Although EU reform is definitely necessary, particularly due to its lack of democratic accountability, a "Brexit" is a worrying thought. All our major business is done with the European Union and if we leave that will not change – if the UK exits we will be in Norway's position, obeying the vast majority of EU regulation without any say in writing it. The worst of both worlds!

Interestingly, the Labour party have now changed their opinion about the upcoming referendum – saying they will not oppose the bill as they have “reflected on the conversations on the doorstep.” Ed Miliband consistently refused to support a referendum, something that may not have helped Labour in its fights against UKIP.

4. And finally...oh Alistair

The only Scottish Lib Dem MP and former Scotland Secretary Alistair Carmichael has admitted he was behind the leaked memo in April. Don't remember?! Before the election, a memo emerged of a meeting between Nicola Sturgeon and the French Ambassador – in which the Scottish First Minister apparently said she would prefer David Cameron to remain Prime Minister. Of course, Sturgeon denied the account and Carmichael said that these sort of leaks happen in government.

The Orkney and Shetland MP has now admitted that he approved the leak (what a surprise!), that the contents were not correct and that he should have resigned from the cabinet. Sturgeon has received a letter of apology from Carmichael, but has called for his resignation as an MP – a by-election the SNP would most likely win.

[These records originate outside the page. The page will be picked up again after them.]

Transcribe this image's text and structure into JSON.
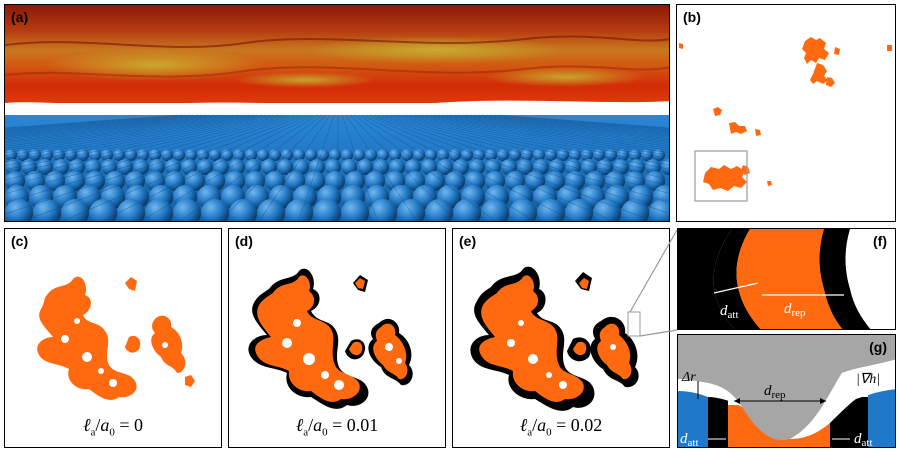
{
  "panels": {
    "a": {
      "label": "(a)"
    },
    "b": {
      "label": "(b)"
    },
    "c": {
      "label": "(c)",
      "caption_var": "ℓ",
      "caption_sub1": "a",
      "caption_slash": "/",
      "caption_var2": "a",
      "caption_sub2": "0",
      "caption_eq": " = ",
      "caption_value": "0"
    },
    "d": {
      "label": "(d)",
      "caption_var": "ℓ",
      "caption_sub1": "a",
      "caption_slash": "/",
      "caption_var2": "a",
      "caption_sub2": "0",
      "caption_eq": " = ",
      "caption_value": "0.01"
    },
    "e": {
      "label": "(e)",
      "caption_var": "ℓ",
      "caption_sub1": "a",
      "caption_slash": "/",
      "caption_var2": "a",
      "caption_sub2": "0",
      "caption_eq": " = ",
      "caption_value": "0.02"
    },
    "f": {
      "label": "(f)",
      "d_att": "d",
      "d_att_sub": "att",
      "d_rep": "d",
      "d_rep_sub": "rep"
    },
    "g": {
      "label": "(g)",
      "delta_r": "Δr",
      "grad_h": "|∇h|",
      "d_rep": "d",
      "d_rep_sub": "rep",
      "d_att_left": "d",
      "d_att_left_sub": "att",
      "d_att_right": "d",
      "d_att_right_sub": "att"
    }
  },
  "colors": {
    "orange": "#ff6a10",
    "blue": "#1f78c8",
    "black": "#000000",
    "gray": "#a6a6a6",
    "red_surface": "#c0300c",
    "yellow_surface": "#c8a028"
  }
}
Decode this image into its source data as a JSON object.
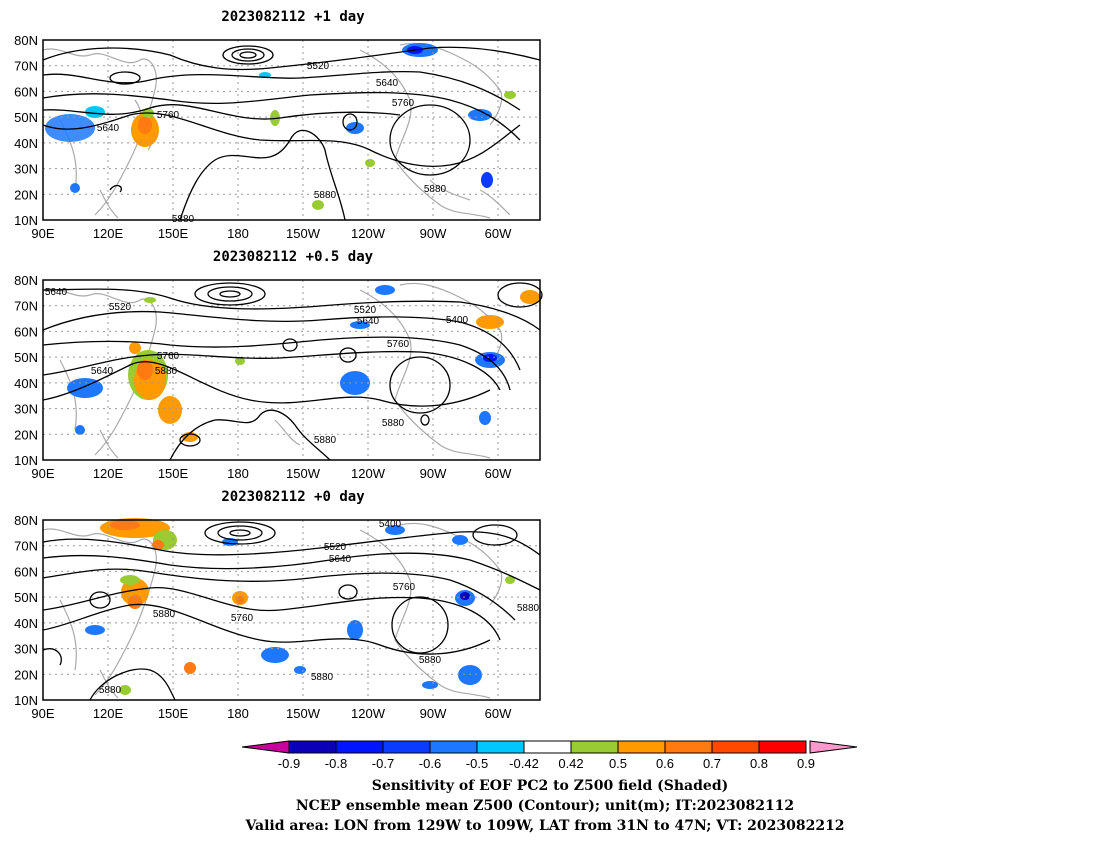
{
  "panels": [
    {
      "title": "2023082112 +1 day",
      "contour_labels": [
        "5520",
        "5640",
        "5760",
        "5640",
        "5760",
        "5880",
        "5880",
        "5880"
      ]
    },
    {
      "title": "2023082112 +0.5 day",
      "contour_labels": [
        "5640",
        "5520",
        "5520",
        "5640",
        "5400",
        "5760",
        "5640",
        "5760",
        "5880",
        "5880",
        "5880"
      ]
    },
    {
      "title": "2023082112 +0 day",
      "contour_labels": [
        "5400",
        "5520",
        "5640",
        "5760",
        "5880",
        "5880",
        "5760",
        "5880",
        "5880",
        "5880"
      ]
    }
  ],
  "lat_ticks": [
    "80N",
    "70N",
    "60N",
    "50N",
    "40N",
    "30N",
    "20N",
    "10N"
  ],
  "lon_ticks": [
    "90E",
    "120E",
    "150E",
    "180",
    "150W",
    "120W",
    "90W",
    "60W"
  ],
  "colorbar": {
    "tick_labels": [
      "-0.9",
      "-0.8",
      "-0.7",
      "-0.6",
      "-0.5",
      "-0.42",
      "0.42",
      "0.5",
      "0.6",
      "0.7",
      "0.8",
      "0.9"
    ],
    "colors": [
      "#c8009c",
      "#0b00b8",
      "#0014ff",
      "#0a3cff",
      "#1e78ff",
      "#00c8ff",
      "#ffffff",
      "#99cc33",
      "#ff9a00",
      "#ff7a10",
      "#ff4800",
      "#ff0000",
      "#ff99cc"
    ]
  },
  "caption": {
    "line1": "Sensitivity of EOF PC2 to Z500 field (Shaded)",
    "line2": "NCEP ensemble mean Z500 (Contour); unit(m); IT:2023082112",
    "line3": "Valid area: LON from 129W to 109W, LAT from 31N to 47N; VT: 2023082212"
  }
}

The reason Carmichael has spoken up now is an inquiry into the leak has also reported. It concluded that he "could and should" have stopped the leaked, but also that the record was an "accurate" account – meaning that Sturgeon actual did want Cameron to be PM. Confused?! You're not the only one. Although, it is certainly true that the SNP had the most to gain from a Conservative government being returned to Downing Street.

All I can say to finish off the week is, please don't resign Alistair, I don't want to eat my hat!